Snoopy, I appreciate, and sympathize completely with, your problem. It's often struck me as ironic that our society makes so many genuine, well-intentioned efforts to accommodate the disabilities of people in wheelchairs, the deaf, and the blind - but scarcely anybody ever mentions color blindness in that context. It afflicts millions of peole and can, in certain situations, be a genuine disability.
My father, who made his living for about fifty years as an architect (and had a thorough understanding of color as an objective subject), was "red/green color blind." He found that out when, in (I think) 1930, he got a Congressional appointment to the Naval Academy. He came in first on the competetive exam, and the Navy bought his train ticket to Annapolis. There the medics gave him a physical, and discovered the color blindness. (It was news to Dad.) That did it; he was washed out. He told me, fifty years later, that walking down the steps of Bancroft Hall after that physical was the worst moment of his life.
When WWII started, Dad enlisted in the Navy. Shortly thereafter he encountered a doctor who claimed he knew some exercises that would cure color blindness. The "exercises" consisted of letting Dad take the standardized test over and over again until he memorized it. So, having convinced the Navy that he really wasn't color blind, he got a commission and was stationed on board an attack transport (U.S.S. Bollinger, APA 234) in the Pacific. He said (long afteward) that he eventually concluded the Navy had been right: he just couldn't see things as well as other people.
Given the mortality rate of the Annapolis class of 1934 (which Dad would have been in), it's often occurred to me that his color blindness just may have made me possible.

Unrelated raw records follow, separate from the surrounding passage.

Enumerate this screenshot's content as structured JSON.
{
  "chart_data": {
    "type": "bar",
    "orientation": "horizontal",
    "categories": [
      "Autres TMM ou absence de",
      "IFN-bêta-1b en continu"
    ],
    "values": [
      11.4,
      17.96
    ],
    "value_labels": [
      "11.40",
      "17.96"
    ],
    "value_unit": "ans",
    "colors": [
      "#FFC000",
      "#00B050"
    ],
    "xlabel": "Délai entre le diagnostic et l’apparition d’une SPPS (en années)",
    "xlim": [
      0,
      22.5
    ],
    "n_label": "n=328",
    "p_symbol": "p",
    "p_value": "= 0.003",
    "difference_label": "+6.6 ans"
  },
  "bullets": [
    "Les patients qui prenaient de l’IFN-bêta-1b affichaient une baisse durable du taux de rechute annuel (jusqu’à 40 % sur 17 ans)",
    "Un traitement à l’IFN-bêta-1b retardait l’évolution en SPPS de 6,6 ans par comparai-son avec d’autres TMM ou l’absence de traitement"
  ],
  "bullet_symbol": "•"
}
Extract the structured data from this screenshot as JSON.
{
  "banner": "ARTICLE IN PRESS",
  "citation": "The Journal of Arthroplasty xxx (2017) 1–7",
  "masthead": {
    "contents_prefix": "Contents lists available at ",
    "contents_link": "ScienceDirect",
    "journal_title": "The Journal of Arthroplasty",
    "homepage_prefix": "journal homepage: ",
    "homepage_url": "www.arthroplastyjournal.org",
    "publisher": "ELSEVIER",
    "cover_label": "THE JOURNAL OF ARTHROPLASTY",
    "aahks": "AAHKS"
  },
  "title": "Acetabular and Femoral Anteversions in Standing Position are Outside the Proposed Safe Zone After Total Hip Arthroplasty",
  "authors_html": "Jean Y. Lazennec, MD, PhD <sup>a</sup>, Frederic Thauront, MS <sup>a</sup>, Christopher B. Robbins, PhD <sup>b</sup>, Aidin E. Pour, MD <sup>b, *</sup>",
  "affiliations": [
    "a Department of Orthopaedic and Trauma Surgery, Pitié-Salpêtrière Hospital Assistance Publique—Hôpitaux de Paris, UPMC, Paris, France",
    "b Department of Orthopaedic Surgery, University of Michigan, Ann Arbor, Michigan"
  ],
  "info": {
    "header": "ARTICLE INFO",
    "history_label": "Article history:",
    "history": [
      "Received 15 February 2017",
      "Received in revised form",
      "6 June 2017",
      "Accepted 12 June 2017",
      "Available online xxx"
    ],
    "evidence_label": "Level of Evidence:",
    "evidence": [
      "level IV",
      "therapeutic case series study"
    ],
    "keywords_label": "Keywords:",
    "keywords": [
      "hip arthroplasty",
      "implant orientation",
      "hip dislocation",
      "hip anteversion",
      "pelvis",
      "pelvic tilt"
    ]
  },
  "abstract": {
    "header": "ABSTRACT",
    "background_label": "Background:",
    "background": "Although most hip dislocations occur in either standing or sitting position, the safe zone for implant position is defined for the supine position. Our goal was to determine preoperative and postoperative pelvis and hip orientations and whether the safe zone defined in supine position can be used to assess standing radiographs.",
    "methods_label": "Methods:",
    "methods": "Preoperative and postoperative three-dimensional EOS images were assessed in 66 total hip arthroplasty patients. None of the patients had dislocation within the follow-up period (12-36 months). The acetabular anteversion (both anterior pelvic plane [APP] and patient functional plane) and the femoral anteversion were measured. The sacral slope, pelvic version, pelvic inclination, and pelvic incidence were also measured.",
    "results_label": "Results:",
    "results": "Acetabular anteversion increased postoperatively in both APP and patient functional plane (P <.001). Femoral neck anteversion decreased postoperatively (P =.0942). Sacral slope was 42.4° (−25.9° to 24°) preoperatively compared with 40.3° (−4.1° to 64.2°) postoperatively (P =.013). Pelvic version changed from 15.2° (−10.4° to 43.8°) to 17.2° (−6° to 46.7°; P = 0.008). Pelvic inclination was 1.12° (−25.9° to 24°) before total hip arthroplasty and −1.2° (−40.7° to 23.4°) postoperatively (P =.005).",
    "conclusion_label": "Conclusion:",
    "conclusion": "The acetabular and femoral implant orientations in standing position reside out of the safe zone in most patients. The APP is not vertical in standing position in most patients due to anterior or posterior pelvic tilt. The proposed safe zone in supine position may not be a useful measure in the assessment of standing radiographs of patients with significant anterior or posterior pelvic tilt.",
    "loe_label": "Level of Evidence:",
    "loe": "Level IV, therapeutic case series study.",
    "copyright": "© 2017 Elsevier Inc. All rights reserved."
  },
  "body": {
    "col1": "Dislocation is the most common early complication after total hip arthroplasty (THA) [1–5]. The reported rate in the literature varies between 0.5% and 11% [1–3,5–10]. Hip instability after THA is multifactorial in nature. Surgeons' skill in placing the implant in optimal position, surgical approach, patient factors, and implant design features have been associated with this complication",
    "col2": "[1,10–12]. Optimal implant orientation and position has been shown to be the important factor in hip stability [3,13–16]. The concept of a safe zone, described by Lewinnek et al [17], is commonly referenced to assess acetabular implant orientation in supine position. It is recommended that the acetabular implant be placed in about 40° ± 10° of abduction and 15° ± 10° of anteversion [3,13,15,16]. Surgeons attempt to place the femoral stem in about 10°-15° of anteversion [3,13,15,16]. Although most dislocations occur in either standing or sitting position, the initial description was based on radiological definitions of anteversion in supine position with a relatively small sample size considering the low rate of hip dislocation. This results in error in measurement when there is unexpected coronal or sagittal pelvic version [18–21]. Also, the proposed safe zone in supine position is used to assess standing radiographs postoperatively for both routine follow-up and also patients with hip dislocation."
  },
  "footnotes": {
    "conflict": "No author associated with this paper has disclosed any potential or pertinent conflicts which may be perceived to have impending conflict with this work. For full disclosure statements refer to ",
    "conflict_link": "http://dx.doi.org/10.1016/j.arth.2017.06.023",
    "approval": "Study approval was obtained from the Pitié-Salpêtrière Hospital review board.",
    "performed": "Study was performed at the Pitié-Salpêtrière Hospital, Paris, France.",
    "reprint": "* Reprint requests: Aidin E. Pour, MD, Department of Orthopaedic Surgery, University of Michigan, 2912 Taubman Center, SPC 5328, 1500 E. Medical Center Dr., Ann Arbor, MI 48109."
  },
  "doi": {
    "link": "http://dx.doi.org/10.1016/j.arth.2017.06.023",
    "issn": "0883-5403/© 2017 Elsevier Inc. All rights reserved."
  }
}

All of which is a long way from the Missouri; sorry about that.
The good news is that the ship's 1991 color scheme actually ought to be relatively easy for a color-blind eye to sort out. There are, in essence, just four colors: haze grey, deck grey, teak, and black.
The typical bottom treatment for a ship like this consists of dark red anti-fouling paint on the underwater hull and a black stripe separating the red from the above-water grey. The width of the black stripe seems to vary quite a bit from ship to ship, but on a waterline model that black "waterline plate" should look just about right.
One of the golden rules of serious plastic modeling is "paint everything." But if you left the edges of that plate unpainted I suspect few people would notice - assuming the fit with the hull is good.
If you're going to build the model with a full hull, you'll want to paint the underwater hull piece dark red and add the black stripe along the top of it. You'll need to check reference photos to get the width of the black stripe (or maybe somebody else in the Forum knows what it should be).
If you do decide to build another Missouri in an earlier configuration, I can recommend the Tamiya kit enthusiastically. It shows her as she looked in 1945 - and contains color guides (printed in color, that is) for the two color schemes she wore during the war. It's a beautiful kit.